Wynne dismissed her request, "Wherever leeches of his type squander off to. Probably flouncing in a puddle. I'm certain he'll be back like any bad copper." She finished sanding down her nails and placed the cheese grater in her pocket. Coy eyes turned to Lana. "You remember it, don't you? Your dreams."

"Except," Lana lightly bit down on her tongue, willing away the horror gurgling in her veins, "they can't be dreams." She'd thought upon the old spirit's words for days. It wasn't as if she had anything else to pass the time. Every morning -- or what passed for her mornings -- when Lana woke, she knew she'd dreamed but couldn't dredge a single image or memory of it to her consciousness. It was as if her eyes were closed and her ears shut, but she felt the dream happening around her, knew time was passing beyond her deaf and blind body.

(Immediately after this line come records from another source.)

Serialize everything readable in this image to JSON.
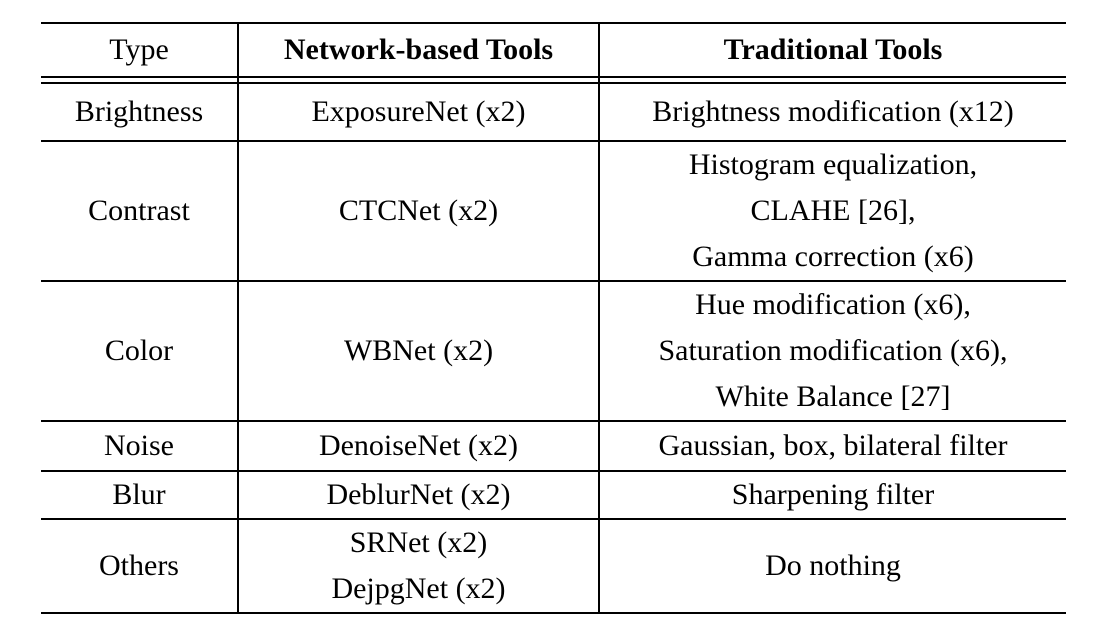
{
  "table": {
    "headers": [
      "Type",
      "Network-based Tools",
      "Traditional Tools"
    ],
    "rows": [
      {
        "type": "Brightness",
        "network": [
          "ExposureNet (x2)"
        ],
        "traditional": [
          "Brightness modification (x12)"
        ]
      },
      {
        "type": "Contrast",
        "network": [
          "CTCNet (x2)"
        ],
        "traditional": [
          "Histogram equalization,",
          "CLAHE [26],",
          "Gamma correction (x6)"
        ]
      },
      {
        "type": "Color",
        "network": [
          "WBNet (x2)"
        ],
        "traditional": [
          "Hue modification (x6),",
          "Saturation modification (x6),",
          "White Balance [27]"
        ]
      },
      {
        "type": "Noise",
        "network": [
          "DenoiseNet (x2)"
        ],
        "traditional": [
          "Gaussian, box, bilateral filter"
        ]
      },
      {
        "type": "Blur",
        "network": [
          "DeblurNet (x2)"
        ],
        "traditional": [
          "Sharpening filter"
        ]
      },
      {
        "type": "Others",
        "network": [
          "SRNet (x2)",
          "DejpgNet (x2)"
        ],
        "traditional": [
          "Do nothing"
        ]
      }
    ]
  }
}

Wynne crossed her legs at the ankle and placed both hands upon her knees. "Now we come to the crux of the situation. If they are not dreams..."

"What are they? Yes, I am ahead of you on this question," Lana sighed. She used to love this -- quick banter back and forth with mages, scholars, anyone who could catch her curiosity. Now it exhausted her. The spirit never gave anything back, it didn't care about the answers; all it wanted was to pick at the questions like a scab never allowed to heal.